RF is commonly used in data modeling studies, and has achieved superior results compared to other techniques, especially in classification studies using spectral, multispectral, and hyperspectral data (Fletcher and Reddy 2016; Teodoro et al. 2021; Zhou et al. 2020). Although the accuracy values obtained with RF cannot be considered high magnitude (50% of CC and 0.40 of F-score), they are in line with those reported in the literature regarding the classification of soybean genotypes for nutritional traits. It is possible to predict the technological traits of soybeans using only the agronomic characters combined with this algorithm, without the need for additional analysis. This information is of great importance for soybean breeding programs.

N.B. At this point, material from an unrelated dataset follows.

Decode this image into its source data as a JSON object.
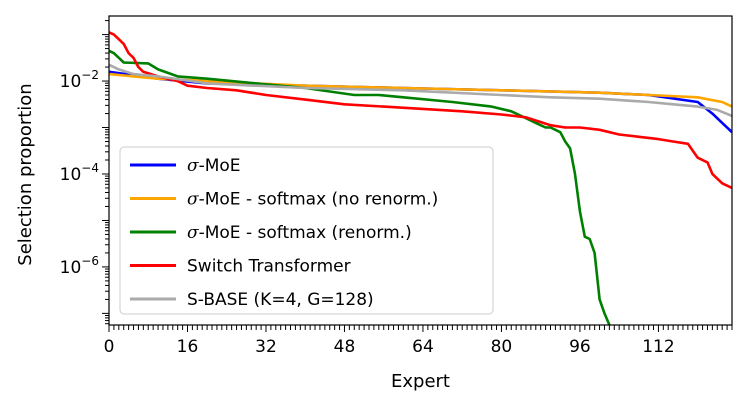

However, in studies of genotype classification for traits of interest in plant breeding, this technique is still little explored. The RF algorithm is a method that proposes to group input variables using several decision trees that are built at the time of training step within the vector of characteristics of each tree, and then some of the tree attributes are randomly selected. Once this is done, the entropy presented by each attribute is calculated and the one with the highest entropy is chosen to separate the classes in that position of the tree. The output of the classifier will be the one in which the class was returned as the answer by most of the trees belonging to the forest (Breiman 2019). The main advantage of using RF is the elimination of overfitting, a very common problem when using decision trees (Belgiu and Drăgu 2016), which can justify its superior performance.

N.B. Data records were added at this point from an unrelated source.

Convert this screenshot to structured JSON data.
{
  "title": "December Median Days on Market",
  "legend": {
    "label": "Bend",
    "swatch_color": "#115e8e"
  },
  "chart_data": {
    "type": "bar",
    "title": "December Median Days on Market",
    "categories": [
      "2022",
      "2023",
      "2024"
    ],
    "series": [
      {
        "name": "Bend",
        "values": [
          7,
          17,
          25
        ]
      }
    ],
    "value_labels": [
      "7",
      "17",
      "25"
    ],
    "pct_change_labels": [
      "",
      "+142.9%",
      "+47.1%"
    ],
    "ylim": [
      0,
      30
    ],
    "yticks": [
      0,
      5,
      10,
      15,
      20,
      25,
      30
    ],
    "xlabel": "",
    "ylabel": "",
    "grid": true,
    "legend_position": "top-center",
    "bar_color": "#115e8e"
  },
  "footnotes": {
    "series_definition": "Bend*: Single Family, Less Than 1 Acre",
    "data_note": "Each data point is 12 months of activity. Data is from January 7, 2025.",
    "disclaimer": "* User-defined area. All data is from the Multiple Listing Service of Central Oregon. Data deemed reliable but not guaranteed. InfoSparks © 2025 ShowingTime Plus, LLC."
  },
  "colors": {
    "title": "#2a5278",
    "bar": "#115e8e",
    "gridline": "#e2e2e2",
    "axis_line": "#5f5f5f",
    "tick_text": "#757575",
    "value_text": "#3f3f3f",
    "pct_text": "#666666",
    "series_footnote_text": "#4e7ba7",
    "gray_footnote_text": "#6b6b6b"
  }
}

Our findings reveal that the clustering of genotypes with better performance for industrial variables obtained by k-means and PCA, and the use of these groups as output in supervised ML models using agronomic traits obtained still in the field as input data is a promising strategy for complex data analysis in soybean crop. The approach used here allows time, labor and funding savings, thus contributing to better decision-making in soybean breeding programs aimed at obtaining genotypes with higher oil yield, protein content and productive performance, which is one of the major current challenges in soybean improvement. Future studies should test other data modeling, such as the prediction of industrial technological variables based on agronomic ones aiming at identifying auxiliary variables in the selection of genotypes combining good performance for industrial and agronomic variables, which will require even more powerful ML models due to the complex relationship between these variables.

Conclusion

The use of machine learning techniques enables moderate accurate classification of soybean genotypes for industrial technological variables based on agronomic traits as input in models. Based on the percentage of correct classifications and F-score, Random Forest is the most efficient classification technique.